Shank spent much of his career at Library Journal and School Library Journal. He was the ad sales director for those magazines for many years, eventually becoming associate publisher, and then publisher and group v-p. He became publisher of PW in 2007. When Media Source Inc. acquired LJ and SLJ last spring, Shank went with the company and also took over as publisher of the Horn Book. He lived in Brentwood, Tenn., but spent much time in New York.

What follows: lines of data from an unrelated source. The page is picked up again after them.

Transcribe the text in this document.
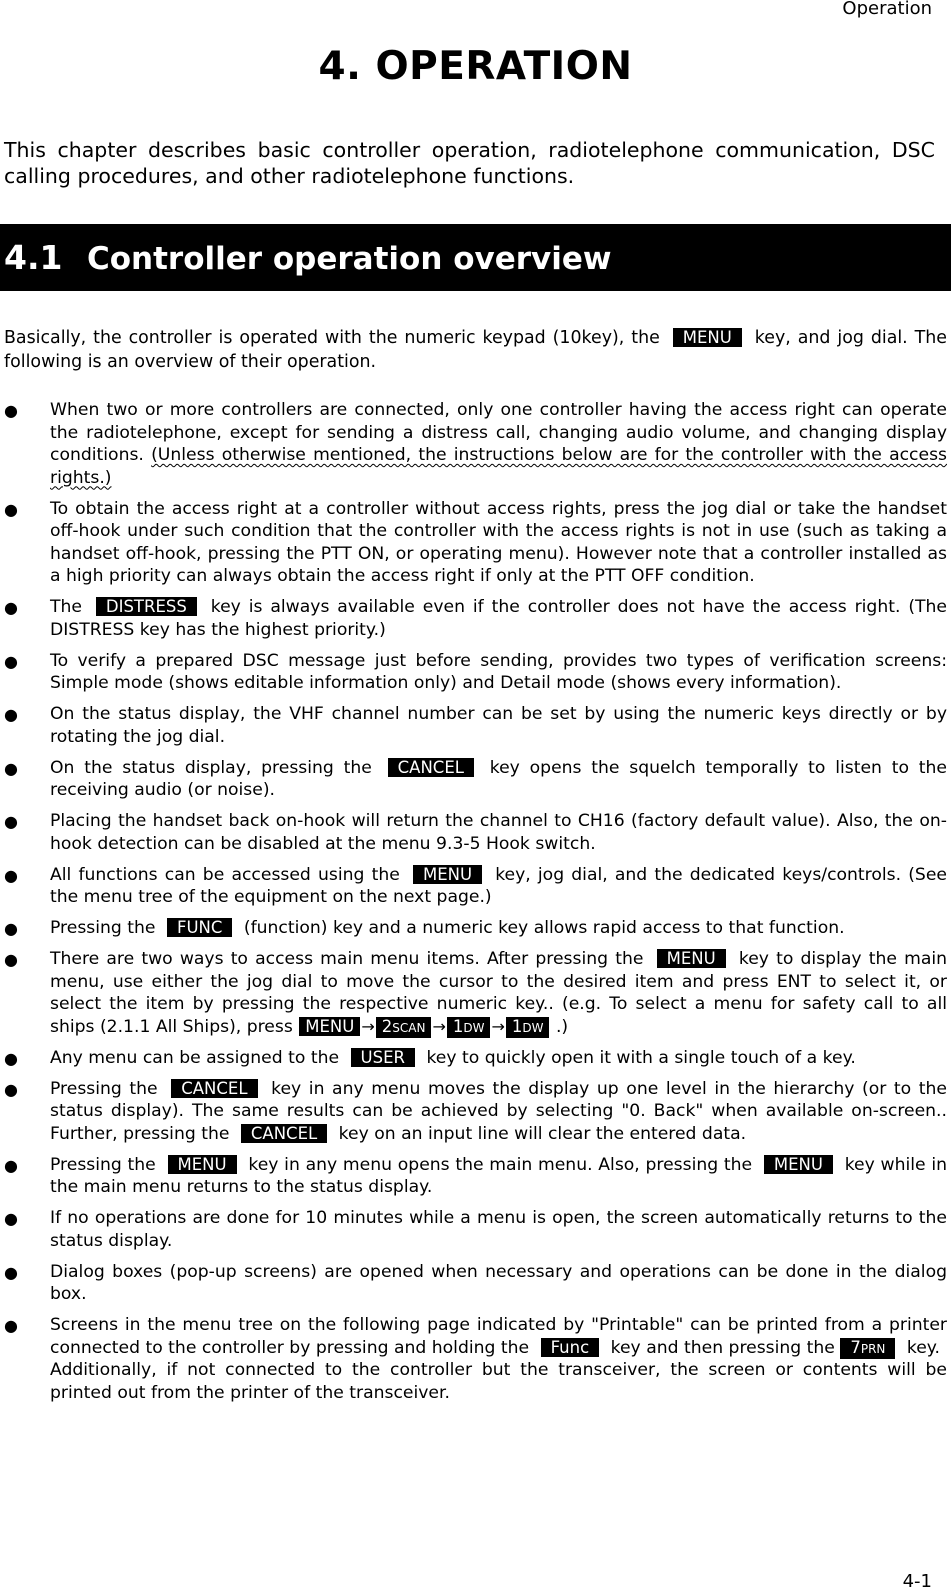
Operation
4. OPERATION
This chapter describes basic controller operation, radiotelephone communication, DSC calling procedures, and other radiotelephone functions.
4.1 Controller operation overview
Basically, the controller is operated with the numeric keypad (10key), the MENU key, and jog dial. The following is an overview of their operation.
● When two or more controllers are connected, only one controller having the access right can operate the radiotelephone, except for sending a distress call, changing audio volume, and changing display conditions. (Unless otherwise mentioned, the instructions below are for the controller with the access rights.)
● To obtain the access right at a controller without access rights, press the jog dial or take the handset off-hook under such condition that the controller with the access rights is not in use (such as taking a handset off-hook, pressing the PTT ON, or operating menu). However note that a controller installed as a high priority can always obtain the access right if only at the PTT OFF condition.
● The DISTRESS key is always available even if the controller does not have the access right. (The DISTRESS key has the highest priority.)
● To verify a prepared DSC message just before sending, provides two types of verification screens: Simple mode (shows editable information only) and Detail mode (shows every information).
● On the status display, the VHF channel number can be set by using the numeric keys directly or by rotating the jog dial.
● On the status display, pressing the CANCEL key opens the squelch temporally to listen to the receiving audio (or noise).
● Placing the handset back on-hook will return the channel to CH16 (factory default value). Also, the on-hook detection can be disabled at the menu 9.3-5 Hook switch.
● All functions can be accessed using the MENU key, jog dial, and the dedicated keys/controls. (See the menu tree of the equipment on the next page.)
● Pressing the FUNC (function) key and a numeric key allows rapid access to that function.
● There are two ways to access main menu items. After pressing the MENU key to display the main menu, use either the jog dial to move the cursor to the desired item and press ENT to select it, or select the item by pressing the respective numeric key.. (e.g. To select a menu for safety call to all ships (2.1.1 All Ships), press MENU → 2SCAN → 1DW → 1DW .)
● Any menu can be assigned to the USER key to quickly open it with a single touch of a key.
● Pressing the CANCEL key in any menu moves the display up one level in the hierarchy (or to the status display). The same results can be achieved by selecting "0. Back" when available on-screen.. Further, pressing the CANCEL key on an input line will clear the entered data.
● Pressing the MENU key in any menu opens the main menu. Also, pressing the MENU key while in the main menu returns to the status display.
● If no operations are done for 10 minutes while a menu is open, the screen automatically returns to the status display.
● Dialog boxes (pop-up screens) are opened when necessary and operations can be done in the dialog box.
● Screens in the menu tree on the following page indicated by "Printable" can be printed from a printer connected to the controller by pressing and holding the Func key and then pressing the 7PRN key.
Additionally, if not connected to the controller but the transceiver, the screen or contents will be printed out from the printer of the transceiver.
4-1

A big booster of libraries, Shank introduced several initiatives recognizing librarians' work, including LJ's annual Movers & Shakers feature, which highlights the work of the unsung heroes in the library community and identifies the profession's future leaders. He spearheaded the SLJ Leadership Summit, the LJ Design Institutes and Directors' Summit, and the Virtual E-book Summit, and, following Hurricane Katrina, worked on restoring a New Orleans library. Fred Ciporen, former group v-p of PW, LJ, and SLJ, told LJ that Shank "played a huge role in the effort that recognized that libraries were not only a place for professional activity but that they constituted an industry and market, and that was transformative and greatly beneficial to libraries." Brian Kenney, the current LJ/SLJ editorial director, also remembered Shank for his commitment to libraries, noting, "He never lost sight of the fact that our publications were a part of something larger."
Shank is survived by his wife, Gwen, and his daughters, Madeleine and Vivian. The family asks that any donations be made to the Ron Shank Family Trust in care of Bank of America.